Hannah Johnson

Associate Dean for Research and Faculty Recruitment
 

Hannah JohnsonHannah R. Johnson received her PhD in English from Princeton University and MA in Medieval Studies from the University of York (UK), after completing her BA in English and Medieval Studies at Emory University. She joined the Pitt faculty in 2006 and was promoted to the rank of full professor in 2021.

Johnson’s published scholarship focuses on medieval antisemitic legends and the rhetoric of exclusion in premodern Europe. Her research interests include modern intellectual and disciplinary history, the psychology of conspiracism, Islamophobia, comparative religious studies, and Jewish Studies. With the support of an ACLS Collaborative Research Fellowship, Johnson and colleague Heather Blurton wrote and published The Critics and the Prioress: Antisemitism, Criticism and Chaucer’s Prioress’s Tale (Michigan, 2017), an interdisciplinary examination of the troubled critical history surrounding the famous medieval poet’s most inflammatory work, The Prioress’s Tale. Johnson’s first monograph, Blood Libel: The Ritual Murder Accusation at the Limit of Jewish History (Michigan, 2012), examines the underlying ethical commitments that have historically structured academic investigations of a libelous historical myth, originating in the Middle Ages that Jewish communities murder Christian children. Most recently, she was supported by a 2023 Fulbright fellowship to undertake collaborative research with New Zealand scholar Simone Marshall on a podcast series and academic trade book tentatively titled, The First Era of Fake News: Witch-Hunting, Antisemitism and Islamophobia.

Johnson is an engaged proponent of interdisciplinary and collaborative research, community-engaged scholarship, and public humanities.

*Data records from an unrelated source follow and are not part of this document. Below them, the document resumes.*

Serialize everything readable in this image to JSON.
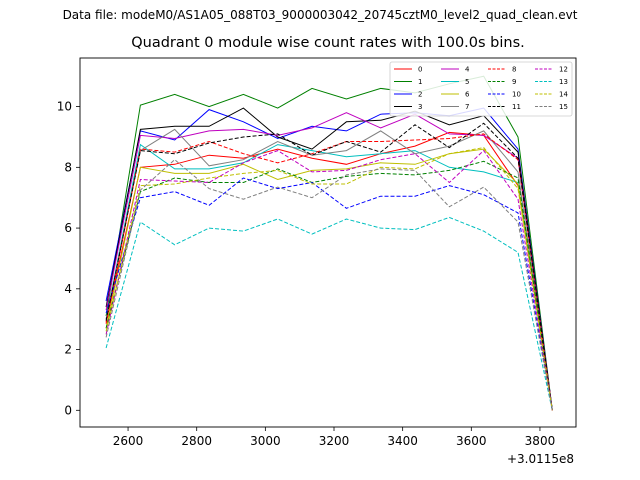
{
  "header": {
    "suptitle": "Data file: modeM0/AS1A05_088T03_9000003042_20745cztM0_level2_quad_clean.evt"
  },
  "chart_data": {
    "type": "line",
    "title": "Quadrant 0 module wise count rates with 100.0s bins.",
    "xlabel": "",
    "ylabel": "",
    "x_offset_label": "+3.0115e8",
    "xlim": [
      2460,
      3905
    ],
    "ylim": [
      -0.55,
      11.6
    ],
    "xticks": [
      2600,
      2800,
      3000,
      3200,
      3400,
      3600,
      3800
    ],
    "yticks": [
      0,
      2,
      4,
      6,
      8,
      10
    ],
    "grid": false,
    "legend_placement": "top-right",
    "x": [
      2536,
      2636,
      2736,
      2836,
      2936,
      3036,
      3136,
      3236,
      3336,
      3436,
      3536,
      3636,
      3736,
      3836
    ],
    "series": [
      {
        "name": "0",
        "color": "#ff0000",
        "dash": "solid",
        "values": [
          2.9,
          8.0,
          8.1,
          8.4,
          8.3,
          8.6,
          8.3,
          8.1,
          8.45,
          8.7,
          9.15,
          9.05,
          7.4,
          0
        ]
      },
      {
        "name": "1",
        "color": "#008000",
        "dash": "solid",
        "values": [
          3.1,
          10.05,
          10.4,
          10.0,
          10.4,
          9.95,
          10.6,
          10.25,
          10.6,
          10.45,
          10.75,
          11.0,
          9.0,
          0
        ]
      },
      {
        "name": "2",
        "color": "#0000ff",
        "dash": "solid",
        "values": [
          3.6,
          9.2,
          8.9,
          9.9,
          9.5,
          8.95,
          9.35,
          9.2,
          9.75,
          9.8,
          9.7,
          9.95,
          8.6,
          0
        ]
      },
      {
        "name": "3",
        "color": "#000000",
        "dash": "solid",
        "values": [
          3.4,
          9.25,
          9.35,
          9.35,
          9.95,
          9.0,
          8.6,
          9.5,
          9.55,
          9.85,
          9.4,
          9.7,
          8.5,
          0
        ]
      },
      {
        "name": "4",
        "color": "#bf00bf",
        "dash": "solid",
        "values": [
          3.3,
          9.05,
          8.95,
          9.2,
          9.25,
          9.05,
          9.3,
          9.8,
          9.3,
          9.75,
          9.1,
          9.05,
          8.3,
          0
        ]
      },
      {
        "name": "5",
        "color": "#00bfbf",
        "dash": "solid",
        "values": [
          3.0,
          8.75,
          7.95,
          7.95,
          8.15,
          8.75,
          8.55,
          8.35,
          8.45,
          8.55,
          8.0,
          7.85,
          7.5,
          0
        ]
      },
      {
        "name": "6",
        "color": "#bfbf00",
        "dash": "solid",
        "values": [
          2.7,
          8.0,
          7.8,
          7.8,
          8.1,
          7.6,
          7.9,
          7.95,
          8.15,
          8.1,
          8.45,
          8.6,
          7.45,
          0
        ]
      },
      {
        "name": "7",
        "color": "#808080",
        "dash": "solid",
        "values": [
          3.0,
          8.55,
          9.25,
          8.05,
          8.25,
          8.85,
          8.4,
          8.55,
          9.2,
          8.45,
          8.7,
          9.2,
          7.85,
          0
        ]
      },
      {
        "name": "8",
        "color": "#ff0000",
        "dash": "dashed",
        "values": [
          2.85,
          8.6,
          8.5,
          8.85,
          8.45,
          8.15,
          8.45,
          8.85,
          8.85,
          8.9,
          8.95,
          9.1,
          8.25,
          0
        ]
      },
      {
        "name": "9",
        "color": "#008000",
        "dash": "dashed",
        "values": [
          2.7,
          7.2,
          7.65,
          7.5,
          7.5,
          7.95,
          7.5,
          7.7,
          7.8,
          7.75,
          7.9,
          8.2,
          7.65,
          0
        ]
      },
      {
        "name": "10",
        "color": "#0000ff",
        "dash": "dashed",
        "values": [
          3.2,
          7.0,
          7.2,
          6.75,
          7.65,
          7.3,
          7.5,
          6.65,
          7.05,
          7.05,
          7.4,
          7.1,
          6.5,
          0
        ]
      },
      {
        "name": "11",
        "color": "#000000",
        "dash": "dashed",
        "values": [
          2.95,
          8.55,
          8.45,
          8.8,
          9.0,
          9.1,
          8.4,
          8.85,
          8.5,
          9.4,
          8.65,
          9.45,
          8.3,
          0
        ]
      },
      {
        "name": "12",
        "color": "#bf00bf",
        "dash": "dashed",
        "values": [
          2.5,
          7.6,
          7.55,
          7.5,
          8.15,
          8.55,
          7.85,
          7.9,
          8.25,
          8.45,
          7.5,
          8.55,
          6.95,
          0
        ]
      },
      {
        "name": "13",
        "color": "#00bfbf",
        "dash": "dashed",
        "values": [
          2.05,
          6.2,
          5.45,
          6.0,
          5.9,
          6.3,
          5.8,
          6.3,
          6.0,
          5.95,
          6.35,
          5.9,
          5.2,
          0
        ]
      },
      {
        "name": "14",
        "color": "#bfbf00",
        "dash": "dashed",
        "values": [
          2.6,
          7.4,
          7.45,
          7.65,
          7.8,
          7.9,
          7.45,
          7.45,
          8.0,
          7.95,
          8.45,
          8.65,
          7.3,
          0
        ]
      },
      {
        "name": "15",
        "color": "#808080",
        "dash": "dashed",
        "values": [
          2.4,
          7.25,
          8.25,
          7.3,
          6.95,
          7.35,
          7.0,
          7.75,
          7.95,
          7.9,
          6.7,
          7.35,
          6.2,
          0
        ]
      }
    ]
  }
}
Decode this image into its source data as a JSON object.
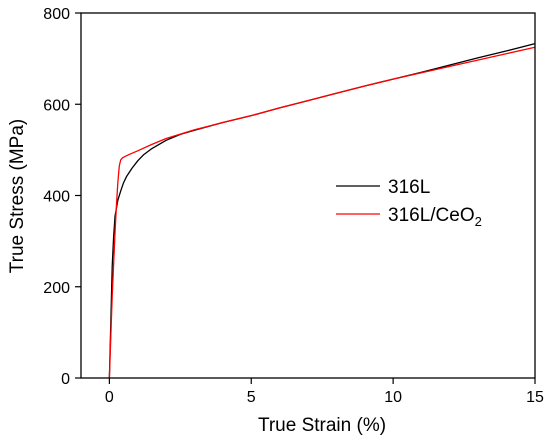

In her home department of English, she has previously served as Director of the Literature Program, Acting Director of Graduate Studies, Multimodal Pedagogy Coordinator, and Faculty Grant Support advisor, among other roles. She is affiliated with Medieval and Renaissance Studies, Jewish Studies, the University Center for International Studies, and the Collaboratory Against Hate. Johnson has been a Visiting Scholar at the University of Otago and UC Santa Barbara.